I find this in contrast to my pre-nomadic lifestyle which removed choice and decision from my life so that I could follow a pattern. A lot of self-help books and blogs write about success. And a lot of those writings suggest following a routine in order to be more efficient. Einstein and Steve Jobs famously had a closet full of the same shirt so that they wouldn’t have to think about what to wear each day. Removing this decision, this choice, allowed a little more time each day for their other activities. Every day they wear the same shirt, they have made an unconscious choice to do so. It’s still a choice. They can still choose a different shirt on any day. But mostly, they don’t because they no longer consider it a choice that can be made.

But how many of you would go as far as to have only one outfit? How many of you enjoy the small choice of something different to wear each day. How many of you enjoy eliciting compliments or showing off your personal style? That small amount of choice is freedom. And what that freedom grants us is a little bit of joy. A little bit of human connection every day. Relinquishing that freedom and sending it into the unconscious means you’re giving up on a small amount of joy in order to be efficient!

Now, what I’ve discovered after nomading around is that I had to stop many patterns of living a typical silicon valley lifestyle that had taken away the joy that I never knew existed underneath! Today, I feel more connected, present, and aware. I have far fewer patterns and thus am far less robotic. And less robotic means more human.

Freedom. It’s worth dying for because it is the same as choice. And choice is the same as joy and happiness.

But you don’t have to die for it. We all are privileged enough to live in a time and place that has an enormous capacity for personal freedom. But we constrain ourselves from ever coming close to realizing the potential freedom that our lives grant us. We are constrained by our own patterns in order to make our lives efficient and regimented and structured and safe.

But I challenge you to break those patterns every so often. Try the opposite of all of the above: Less efficient, less regimented, less structured, less safe. Going on vacation is a good break in the pattern. Make conscious choices about things that have seemingly already been decided. If you find yourself saying, “I keep doing this, but I’m not even sure I like it,” then stop. I found that was easy with video games. They have an addictive nature. But once I stopped, I didn’t feel the need to start again.
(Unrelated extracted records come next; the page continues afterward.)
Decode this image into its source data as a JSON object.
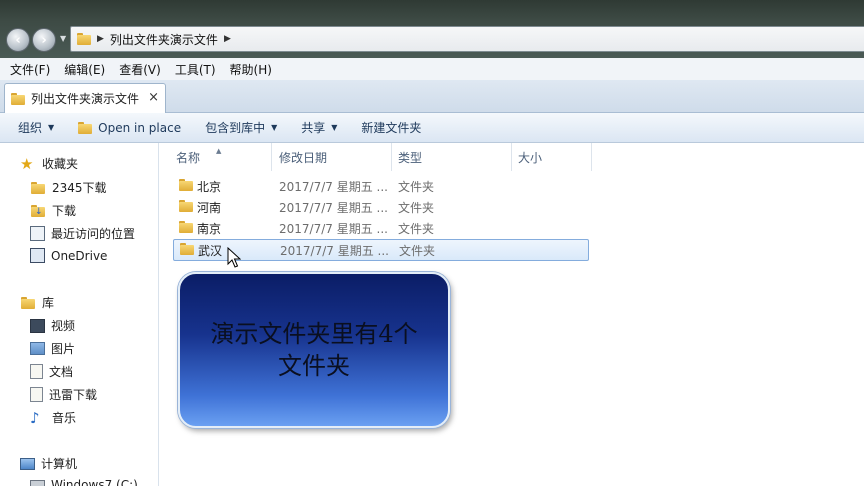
{
  "address_bar": {
    "crumb": "列出文件夹演示文件"
  },
  "menu": [
    "文件(F)",
    "编辑(E)",
    "查看(V)",
    "工具(T)",
    "帮助(H)"
  ],
  "tab": {
    "label": "列出文件夹演示文件",
    "close": "×"
  },
  "toolbar": {
    "organize": "组织",
    "open_in_place": "Open in place",
    "include_in_library": "包含到库中",
    "share": "共享",
    "new_folder": "新建文件夹"
  },
  "nav": {
    "favorites": "收藏夹",
    "fav_items": [
      "2345下载",
      "下载",
      "最近访问的位置",
      "OneDrive"
    ],
    "libraries": "库",
    "lib_items": [
      "视频",
      "图片",
      "文档",
      "迅雷下载",
      "音乐"
    ],
    "computer": "计算机",
    "drive": "Windows7 (C:)"
  },
  "columns": {
    "name": "名称",
    "date": "修改日期",
    "type": "类型",
    "size": "大小"
  },
  "files": [
    {
      "name": "北京",
      "date": "2017/7/7 星期五 ...",
      "type": "文件夹"
    },
    {
      "name": "河南",
      "date": "2017/7/7 星期五 ...",
      "type": "文件夹"
    },
    {
      "name": "南京",
      "date": "2017/7/7 星期五 ...",
      "type": "文件夹"
    },
    {
      "name": "武汉",
      "date": "2017/7/7 星期五 ...",
      "type": "文件夹"
    }
  ],
  "callout": {
    "text": "演示文件夹里有4个文件夹"
  },
  "colors": {
    "accent": "#3f72d6",
    "selection": "#d9e9fa",
    "folder": "#e0ad36"
  }
}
Ask yourself what percentage of your life could be reproduced by a computer program? Are you that consistent that you are running a loop that is the same from day to day? If the percentage of routine is how much of a robot you are, then the remaining percentage of non-routine is how human you are. Now, there is a purpose to the robotic regimented side of us, which is to buy more time for us when we are doing the human things in life. But, it’s easy for us to get carried away and take too much joy away from our day-to-day lives by regimenting it so strictly.

Einstein and Steve Jobs were each free to choose not to wear that same shirt on each day. Mostly, they chose not to exercise that particular freedom. What particular freedom are you choosing not to exercise today?